Les pensées sont soit ruminées, soit partagées à travers nos conversations, nos échanges d’idées, d’opinion.

Parfois, elles peuvent prendre l’allure de véritables prédictions suggestives : « Vas y si tu veux, mais tu verras ce que je te dis, tu perdras ton temps », ou autosuggestives : « Je sens que je vais encore me faire avoir ».

Ces pensées alors se durcissent, influencent nos comportements.

C’est pourquoi nous pouvons décider consciemment de programmer de belles pensées notamment liées à l’autolouange : « Je suis une belle personne », « Je mérite de vivre en bonne santé », « Je suis capable de vivre une vie amoureuse sereine ». Ces pensées deviennent alors comme des programmes réparateurs de l’estime de soi et de la confiance en soi.

80 000 pensées par jour

Nous émettons environ 80 000 pensées par jour. C’est considérable.

Lorsque nous ne sommes pas conscients de nos pensées, nous en suivons le fil mécaniquement. Nous passons alors d’un concept à un autre, d’une pensée toute faite à un raisonnement prémâché, d’une opinion ancrée à un comportement pétri d’habitude. Nous perdons alors tout discernement et toute possibilité d’évoluer. Les pensées lorsqu’elles sont trop dures freinent toute vie. Car la vie est liée au mouvement, au changement.
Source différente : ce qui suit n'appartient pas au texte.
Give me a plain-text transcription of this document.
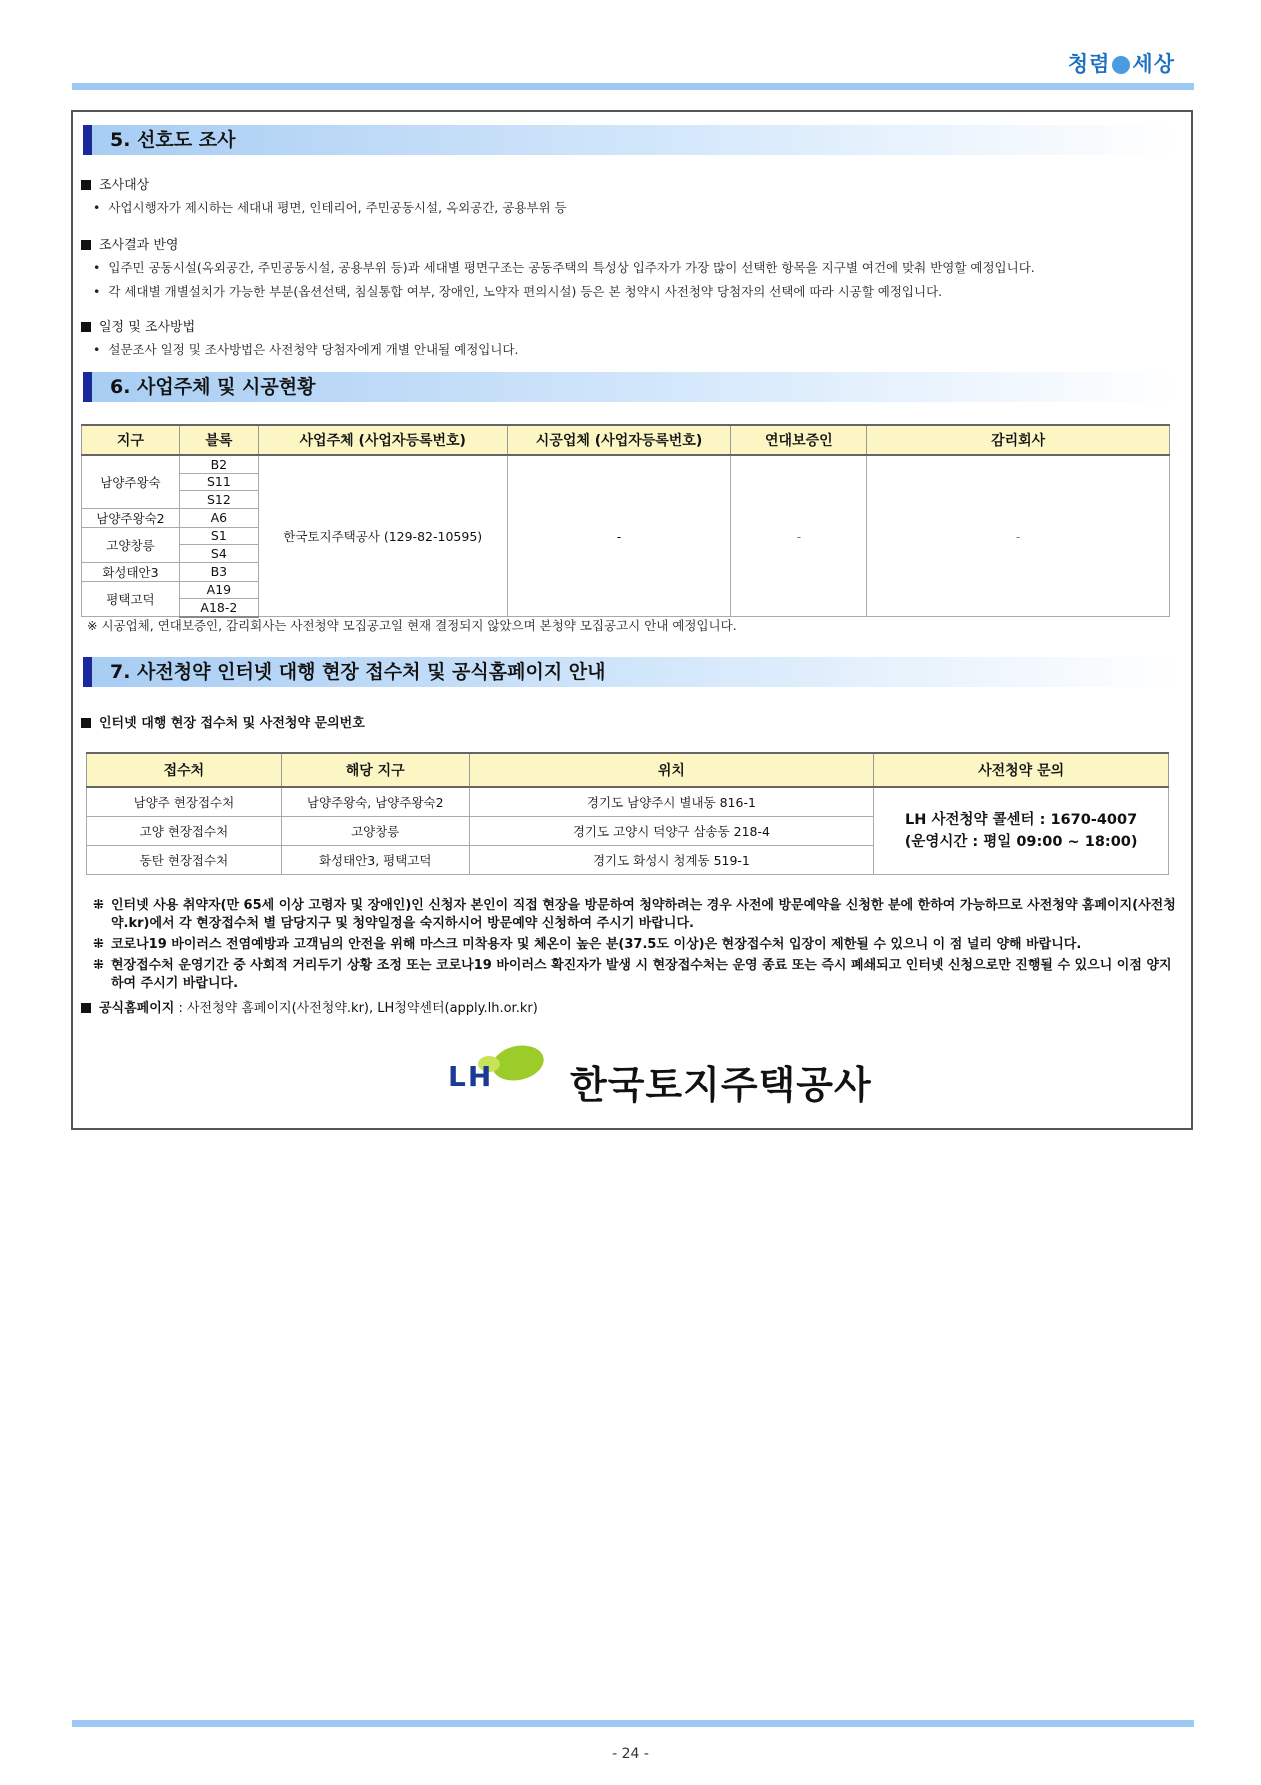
청렴 세상
5. 선호도 조사
조사대상
• 사업시행자가 제시하는 세대내 평면, 인테리어, 주민공동시설, 옥외공간, 공용부위 등
조사결과 반영
• 입주민 공동시설(옥외공간, 주민공동시설, 공용부위 등)과 세대별 평면구조는 공동주택의 특성상 입주자가 가장 많이 선택한 항목을 지구별 여건에 맞춰 반영할 예정입니다.
• 각 세대별 개별설치가 가능한 부분(옵션선택, 침실통합 여부, 장애인, 노약자 편의시설) 등은 본 청약시 사전청약 당첨자의 선택에 따라 시공할 예정입니다.
일정 및 조사방법
• 설문조사 일정 및 조사방법은 사전청약 당첨자에게 개별 안내될 예정입니다.
6. 사업주체 및 시공현황
지구	블록	사업주체 (사업자등록번호)	시공업체 (사업자등록번호)	연대보증인	감리회사
남양주왕숙	B2	한국토지주택공사 (129-82-10595)	-	-	-
	S11				
	S12				
남양주왕숙2	A6				
고양창릉	S1				
	S4				
화성태안3	B3				
평택고덕	A19				
	A18-2				
※ 시공업체, 연대보증인, 감리회사는 사전청약 모집공고일 현재 결정되지 않았으며 본청약 모집공고시 안내 예정입니다.
7. 사전청약 인터넷 대행 현장 접수처 및 공식홈페이지 안내
인터넷 대행 현장 접수처 및 사전청약 문의번호
접수처	해당 지구	위치	사전청약 문의
남양주 현장접수처	남양주왕숙, 남양주왕숙2	경기도 남양주시 별내동 816-1	LH 사전청약 콜센터 : 1670-4007
(운영시간 : 평일 09:00 ~ 18:00)

고양 현장접수처	고양창릉	경기도 고양시 덕양구 삼송동 218-4	
동탄 현장접수처	화성태안3, 평택고덕	경기도 화성시 청계동 519-1	
⁜ 인터넷 사용 취약자(만 65세 이상 고령자 및 장애인)인 신청자 본인이 직접 현장을 방문하여 청약하려는 경우 사전에 방문예약을 신청한 분에 한하여 가능하므로 사전청약 홈페이지(사전청약.kr)에서 각 현장접수처 별 담당지구 및 청약일정을 숙지하시어 방문예약 신청하여 주시기 바랍니다.
⁜ 코로나19 바이러스 전염예방과 고객님의 안전을 위해 마스크 미착용자 및 체온이 높은 분(37.5도 이상)은 현장접수처 입장이 제한될 수 있으니 이 점 널리 양해 바랍니다.
⁜ 현장접수처 운영기간 중 사회적 거리두기 상황 조정 또는 코로나19 바이러스 확진자가 발생 시 현장접수처는 운영 종료 또는 즉시 폐쇄되고 인터넷 신청으로만 진행될 수 있으니 이점 양지하여 주시기 바랍니다.
공식홈페이지 : 사전청약 홈페이지(사전청약.kr), LH청약센터(apply.lh.or.kr)
LH 한국토지주택공사
- 24 -
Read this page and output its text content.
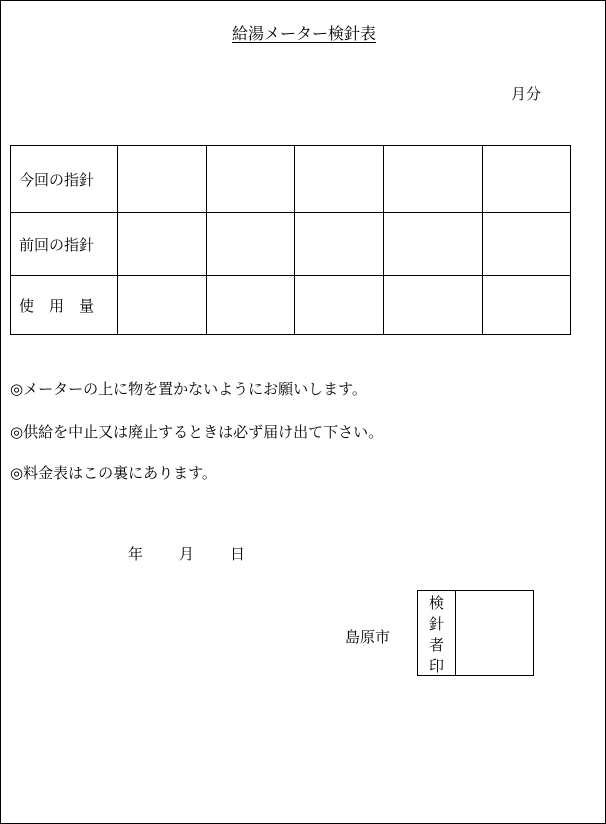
給湯メーター検針表
月分
今回の指針					
前回の指針					
使　用　量					
◎メーターの上に物を置かないようにお願いします。
◎供給を中止又は廃止するときは必ず届け出て下さい。
◎料金表はこの裏にあります。
年 月 日
島原市
検
針
者
印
La méditation nous entraîne à reconnaître nos pensées et à poser notre esprit dans la paix et le calme, et ainsi, à ne pas être l’esclave de toute notre agitation mentale.

L’un des premiers obstacles à la méditation est justement le grand nombre de pensées. Lorsque, immobiles, nous méditons, les pensées se multiplient. « Tu ne devrais pas rester là immobile », « La méditation ne sert à rien », « Tiens, ça sent le café… La dernière fois que j’ai bu un café, c’était avec José, je me demande ce que devient José », « Oh je n’arrive pas à méditer, je suis nul !… » Toutes ces pensées ne font que développer l’activité mentale et nous éloignent de la vie. Celle qui vibre au-delà des opinions, au-delà des jugements, au-delà des a priori.

La méditation nous invite à accueillir ce qui est et à agir lorsque c’est possible. En nous entraînant à reconnaître nos pensées, nous pouvons nous connecter volontairement vers telle fréquence de pensée ou vers telle autre. Les pensées attirent l’énergie qui leur correspond. Si nous nous concentrons sur la santé, nous attirons la guérison. Si nous nous concentrons sur la gratitude, nous attirons l’abondance. Toutes les pensées ne vibrent pas à la même fréquence. Les pensées de peur, de haine, de colère vibrent bas ; les pensées d’amour, d’altruisme vibrent plus haut. Nous pouvons concentrer la direction de nos pensées. Ne pas subir les sources négatives, toxiques, même, les discussions à n’en plus finir, le journal télévisé et son lot de nouvelles intoxicantes. Et nous connecter sur ce qui fonctionne. En orientant nos pensées vers ce que nous voulons, nous créons le monde qui nous ressemble et dans lequel nous pouvons nous épanouir… Les pensées souvent précèdent les actes. Elles les orientent. Elles sont créatrices ! Lorsqu’elles sont choisies et orientées, alors oui, les pensées deviennent comestibles, elles sont même goûteuses, utiles, et délicatement parfumées !

Alors les pensées se mettent à cohabiter avec une action juste, aimante, alignée et fluide !

Je vous souhaite de pimenter votre vie de pensées légères comme celles qui, servies dans ce restaurant, m’ont inspiré cet article.